4/ D'où viennent les forces nécessaires à enjamber les obstacles qui se dressent sur les parois du jour ? L'élan qui pousse à aller de l'avant en faisant fi de la réalité, en martelant qu'il faut aller au bout de sa route, et trouver en soi l'équilibre interne, le possible dans cet impossible qui se dresse, avec impertinence, devant soi. Il suffirait d'aller de l'avant, de dire on continue et basta.

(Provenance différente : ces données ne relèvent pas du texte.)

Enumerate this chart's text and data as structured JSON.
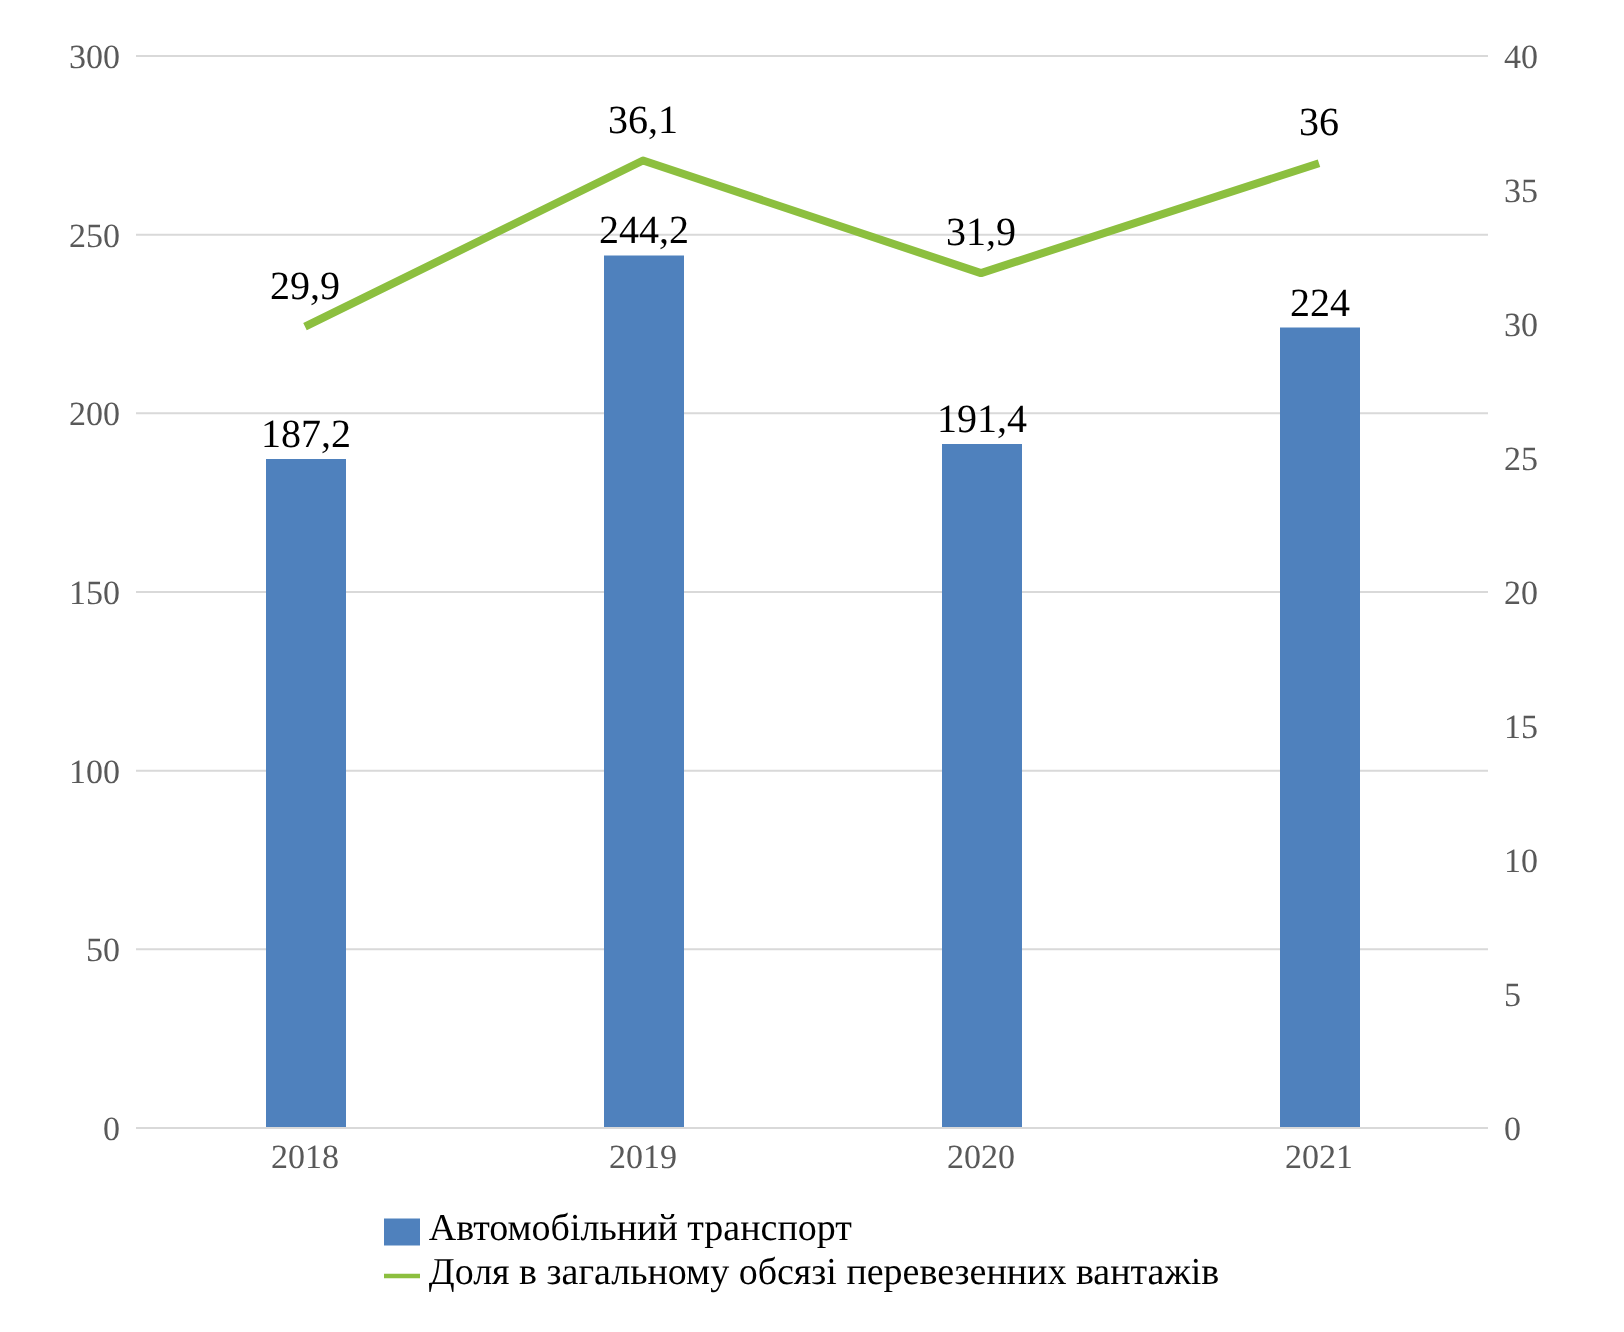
{
  "chart_data": {
    "type": "bar",
    "categories": [
      "2018",
      "2019",
      "2020",
      "2021"
    ],
    "series": [
      {
        "name": "Автомобільний транспорт",
        "color": "#4f81bd",
        "values": [
          187.2,
          244.2,
          191.4,
          224
        ],
        "value_labels": [
          "187,2",
          "244,2",
          "191,4",
          "224"
        ]
      },
      {
        "name": "Доля в загальному обсязі перевезенних вантажів",
        "type": "line",
        "axis": "y2",
        "color": "#8cbf3f",
        "values": [
          29.9,
          36.1,
          31.9,
          36
        ],
        "value_labels": [
          "29,9",
          "36,1",
          "31,9",
          "36"
        ]
      }
    ],
    "ylim": [
      0,
      300
    ],
    "yticks": [
      0,
      50,
      100,
      150,
      200,
      250,
      300
    ],
    "y2lim": [
      0,
      40
    ],
    "y2ticks": [
      0,
      5,
      10,
      15,
      20,
      25,
      30,
      35,
      40
    ],
    "grid": "y",
    "legend": "bottom",
    "marker": "none"
  }
}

5/ Y-a-t-il vraiment une route que l'on aurait à suivre... Ne seraient-ce pas plutôt des enchaînements de carrefours, avec même la présence de ronds-points, pour pouvoir tourner un peu en rond, et revenir même sur les ornières creusées... Personne ne sait vraiment où il se dirige, où ses pas le conduisent. Les vies sont faites de solitudes sans certitudes. Mais de solitudes entrouvertes, avec des choix pour briser les lignes droites.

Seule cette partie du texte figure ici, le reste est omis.